Teaching Day 1: ‘The Iberian Reconquista: Historical Views and Historiographical Debates’. This session was aimed at MA and PhD students, especially those studying a module on the medieval crusades with Dr Antonin Kalous. We discussed the major historiographical issues regarding the study of Medieval Iberia, which include the prominent gap between Arabists and Medievalists (the former focusing on al-Andalus, while the latter considering predominantly Christian sources and perspectives); as well as the complexity of adopting historiographical tools such as ‘frontier’ and ‘Reconquest’ to label extremely complex and nuanced phenomena. This provided the framework which helped students to discuss inter-faith relationships and to dig into source analysis!
The Historia Roderici, a twelfth-century Latin chronicle which is considered one of the earliest biographies of a lay nobleman who would later become a Spanish national hero, attracted the students’ attention and this led to some thought-provoking questions about the nature of inter-faith contacts and military leadership, feudal loyalties and ‘identity’.
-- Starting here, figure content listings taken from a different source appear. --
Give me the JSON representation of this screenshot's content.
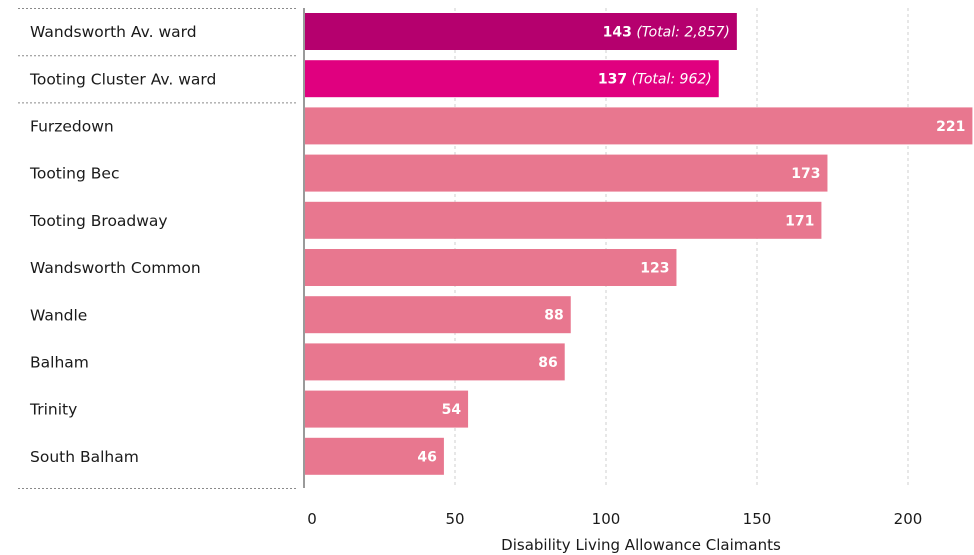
{
  "chart_data": {
    "type": "bar",
    "orientation": "horizontal",
    "xlabel": "Disability Living Allowance Claimants",
    "xlim": [
      0,
      220
    ],
    "xticks": [
      0,
      50,
      100,
      150,
      200
    ],
    "grid": true,
    "categories": [
      "Wandsworth Av. ward",
      "Tooting Cluster Av. ward",
      "Furzedown",
      "Tooting Bec",
      "Tooting Broadway",
      "Wandsworth Common",
      "Wandle",
      "Balham",
      "Trinity",
      "South Balham"
    ],
    "values": [
      143,
      137,
      221,
      173,
      171,
      123,
      88,
      86,
      54,
      46
    ],
    "value_labels": [
      "143",
      "137",
      "221",
      "173",
      "171",
      "123",
      "88",
      "86",
      "54",
      "46"
    ],
    "totals": [
      "(Total: 2,857)",
      "(Total: 962)",
      "",
      "",
      "",
      "",
      "",
      "",
      "",
      ""
    ],
    "colors": [
      "#b5006e",
      "#e0007f",
      "#e8778f",
      "#e8778f",
      "#e8778f",
      "#e8778f",
      "#e8778f",
      "#e8778f",
      "#e8778f",
      "#e8778f"
    ]
  }
}
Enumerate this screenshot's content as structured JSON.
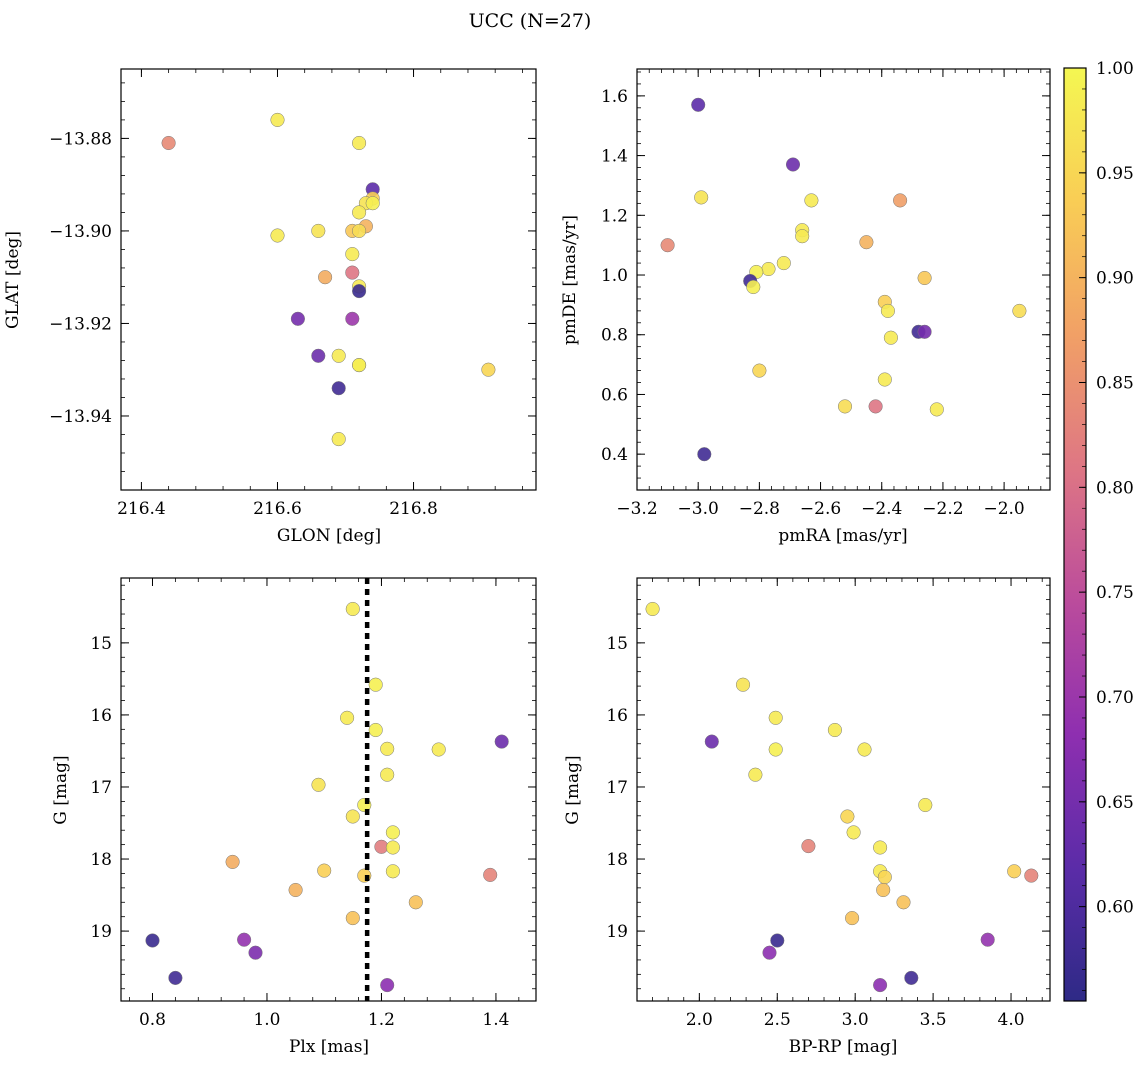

Historia Roderici, ms. 9/4922, Real Academia de la Historia, f. 75r.º
Teaching Day 2: ‘Friends and Enemies: Medieval Perspectives’. This was a session for the L1 undergraduate students of History at Palacký, who are currently taking a survey module on Medieval History with Dr Jan Stejskal. We discussed approaches and methodologies applied to the study of friendship, as well as how emotional rhetoric was adopted to legitimise certain types of relationships. We focused on gender relationships and inter-faith contacts among some of the numerous types of bonds defined as friendships (or love, or companionship…) in medieval sources. All this was accompanied by lots of interesting questions at the end of the session: nicely bonus!
Some of our L2 students are getting ready for a term at Palacký University from next September and I hope there will be others from the Czech cohort to join us again soon!